A: I’ve definitely learned how to pause and be in the room fully. It started with my clients. I would do a little exercise of leaving my troubles, my cares and my worries behind when I stepped into the door so I could be completely and fully present for my client. But then I would leave, and I would get back into the insanity of my life. I realized one day that I wanted to carry that same presence into my own life as I do when I’m with my clients. And so now I’m very present.

I really learned how to tell people I love them and just do the little things that make a full, meaningful life over time. A lot of it is paying attention to the simplicity of an ordinary day, which was one of the 10 lessons in the article for Maria. I try to pay attention to and be grateful for the plants in my yard and the phone call with my mom — whatever moments aren’t necessarily the big fireworks, but just the simple moments.

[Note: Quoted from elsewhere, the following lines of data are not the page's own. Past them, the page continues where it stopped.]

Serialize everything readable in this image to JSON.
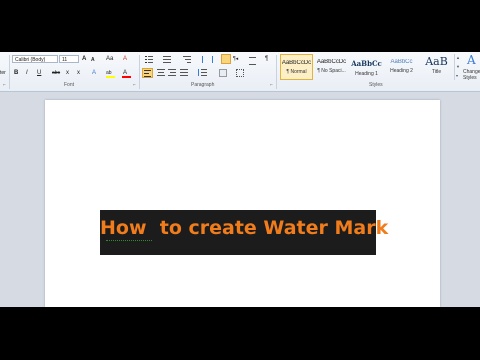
{
  "ribbon": {
    "font_group": {
      "label": "Font",
      "font_name": "Calibri (Body)",
      "font_size": "11",
      "grow_font": "A",
      "shrink_font": "A",
      "change_case": "Aa",
      "clear_format": "A",
      "bold": "B",
      "italic": "I",
      "underline": "U",
      "strikethrough": "abc",
      "subscript": "x",
      "superscript": "x",
      "text_effects": "A",
      "highlight": "ab",
      "font_color": "A"
    },
    "paragraph_group": {
      "label": "Paragraph",
      "pilcrow": "¶"
    },
    "styles_group": {
      "label": "Styles",
      "items": [
        {
          "sample": "AaBbCcDc",
          "name": "¶ Normal",
          "selected": true
        },
        {
          "sample": "AaBbCcDc",
          "name": "¶ No Spaci..."
        },
        {
          "sample": "AaBbCc",
          "name": "Heading 1"
        },
        {
          "sample": "AaBbCc",
          "name": "Heading 2"
        },
        {
          "sample": "AaB",
          "name": "Title"
        }
      ],
      "change_styles": "Change\nStyles"
    },
    "clipboard_fragment": "ter",
    "colors": {
      "highlight": "#ffff00",
      "font_color": "#ff0000",
      "heading": "#17365d",
      "heading2": "#4f81bd"
    }
  },
  "document": {
    "watermark_text": "How  to create Water Mark",
    "watermark_text_color": "#f07c1c",
    "watermark_bg": "#1c1c1c"
  }
}
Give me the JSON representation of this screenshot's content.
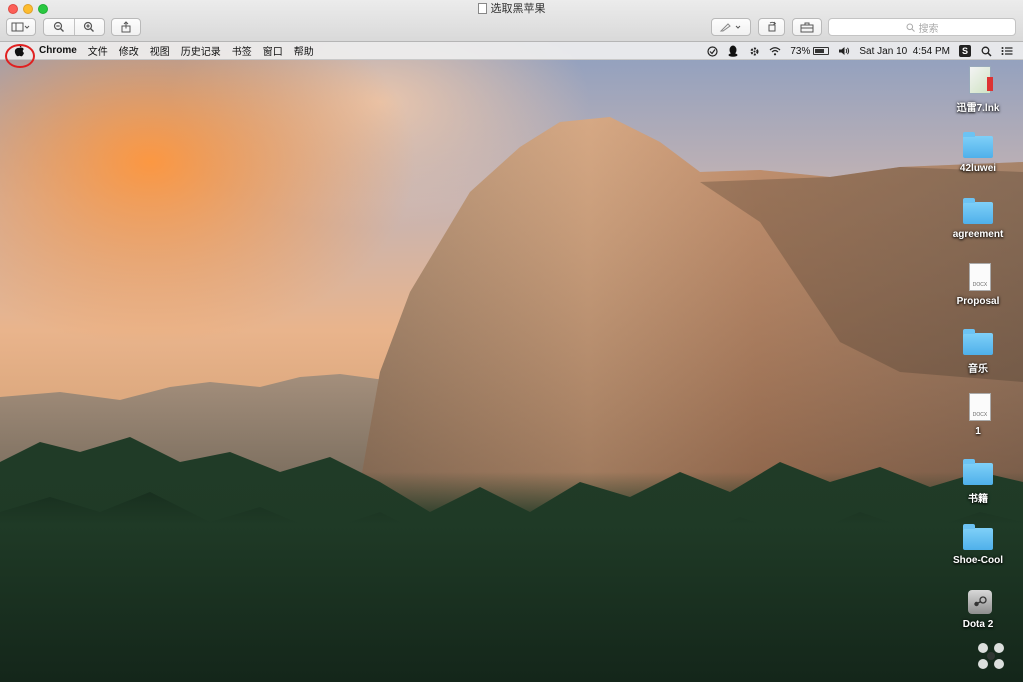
{
  "window": {
    "title": "选取黑苹果",
    "search_placeholder": "搜索"
  },
  "menubar": {
    "apple": "",
    "app_name": "Chrome",
    "items": [
      "文件",
      "修改",
      "视图",
      "历史记录",
      "书签",
      "窗口",
      "帮助"
    ],
    "battery_percent": "73%",
    "battery_level": 0.73,
    "clock": "Sat Jan 10  4:54 PM",
    "s_badge": "S"
  },
  "desktop_icons": [
    {
      "label": "迅雷7.lnk",
      "kind": "lnk-icon"
    },
    {
      "label": "42luwei",
      "kind": "folder-icon"
    },
    {
      "label": "agreement",
      "kind": "folder-icon"
    },
    {
      "label": "Proposal",
      "kind": "document-icon",
      "badge": "DOCX"
    },
    {
      "label": "音乐",
      "kind": "folder-icon"
    },
    {
      "label": "1",
      "kind": "document-icon",
      "badge": "DOCX"
    },
    {
      "label": "书籍",
      "kind": "folder-icon"
    },
    {
      "label": "Shoe-Cool",
      "kind": "folder-icon"
    },
    {
      "label": "Dota 2",
      "kind": "steam-icon"
    }
  ]
}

Q: Did your experiences with loss and your journey with breast cancer influence your work?

A: I do think that when we’ve experienced grief and loss or we’ve experienced cancer or a life-threatening illness, we do have a sense of understanding that other people don’t have. My breast cancer was advanced; it was in my lymph nodes.

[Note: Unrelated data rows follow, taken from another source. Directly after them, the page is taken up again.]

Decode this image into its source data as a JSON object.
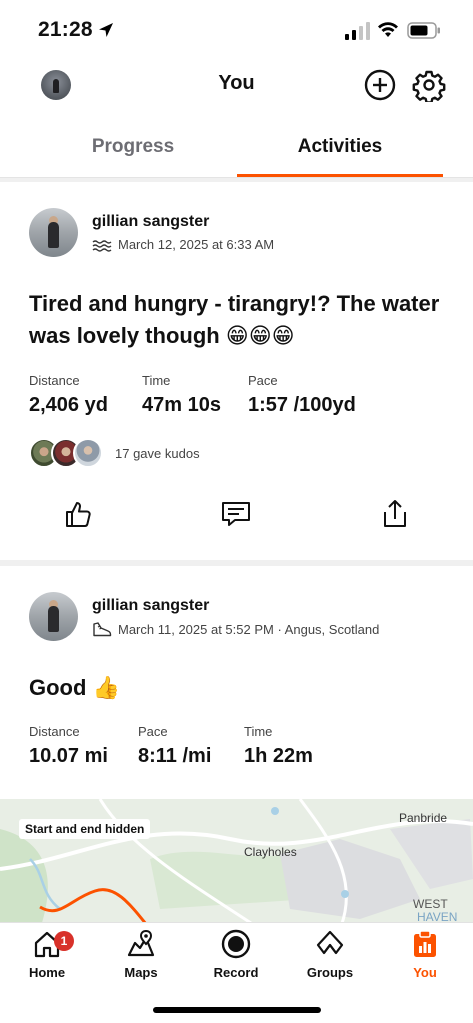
{
  "status_bar": {
    "time": "21:28"
  },
  "header": {
    "title": "You"
  },
  "tabs": [
    {
      "label": "Progress"
    },
    {
      "label": "Activities"
    }
  ],
  "activities": [
    {
      "athlete": "gillian sangster",
      "meta": "March 12, 2025 at 6:33 AM",
      "sport_icon": "swim-icon",
      "title": "Tired and hungry - tirangry!? The water was lovely though 😁😁😁",
      "stats": [
        {
          "label": "Distance",
          "value": "2,406 yd"
        },
        {
          "label": "Time",
          "value": "47m 10s"
        },
        {
          "label": "Pace",
          "value": "1:57 /100yd"
        }
      ],
      "kudos_text": "17 gave kudos"
    },
    {
      "athlete": "gillian sangster",
      "meta": "March 11, 2025 at 5:52 PM · Angus, Scotland",
      "sport_icon": "run-shoe-icon",
      "title": "Good 👍",
      "stats": [
        {
          "label": "Distance",
          "value": "10.07 mi"
        },
        {
          "label": "Pace",
          "value": "8:11 /mi"
        },
        {
          "label": "Time",
          "value": "1h 22m"
        }
      ],
      "map": {
        "badge": "Start and end hidden",
        "labels": [
          "Clayholes",
          "Panbride",
          "WEST",
          "HAVEN"
        ]
      }
    }
  ],
  "nav": [
    {
      "label": "Home",
      "icon": "home-icon",
      "badge": "1"
    },
    {
      "label": "Maps",
      "icon": "maps-icon"
    },
    {
      "label": "Record",
      "icon": "record-icon"
    },
    {
      "label": "Groups",
      "icon": "groups-icon"
    },
    {
      "label": "You",
      "icon": "you-icon",
      "active": true
    }
  ],
  "colors": {
    "accent": "#fc5200",
    "badge": "#d8312a"
  }
}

I started writing letters to all of my kids for them to open on their 30th birthday, their 40th birthday and their wedding day. My kids were 7, 9 and 10 when I was diagnosed with breast cancer. I got super sick with the chemo, and I didn’t know if I was going to make it or not. I was having some heart problems, and I just remember writing them letter after letter and really projecting what I would want to say to them if I was there sitting by their side on their wedding day or on their college graduation. I was just actually looking through it recently. Now they all have a big stack of letters to open at various milestones of their lives.

That was my way of just really leaning into my grief but also accepting that I might not be there. But I think that going through that experience has really helped me to support other people when they’re thinking about what legacy they want to leave behind. I do letterboxes with people all the time. It brings a lot of joy to people at the end of life. What I’ve learned the most through my own journey is that everybody wants to be remembered, and they want to be remembered for being a good person, being kind, showing their love and making the world a better place.

Q: Has writing always been therapeutic for you?

A: Definitely. I think part of the reason why the book flowed out of me was that when I come home from a death, I’ll journal. I’ll sit down and write things from my heart about how I felt. That’s my standard practice for self-care.

People are so afraid to talk about the end of life but don’t realize that talking about the end of life is really talking about life. And if you are willing to have the conversations and to think about what is most important to you, you can live your life differently today so that you can have peace at the end of your life. It’s really beautiful. You can get so much closer to people when you’re willing to have these deep conversations that so many of us try to avoid. It will open up your life so much more.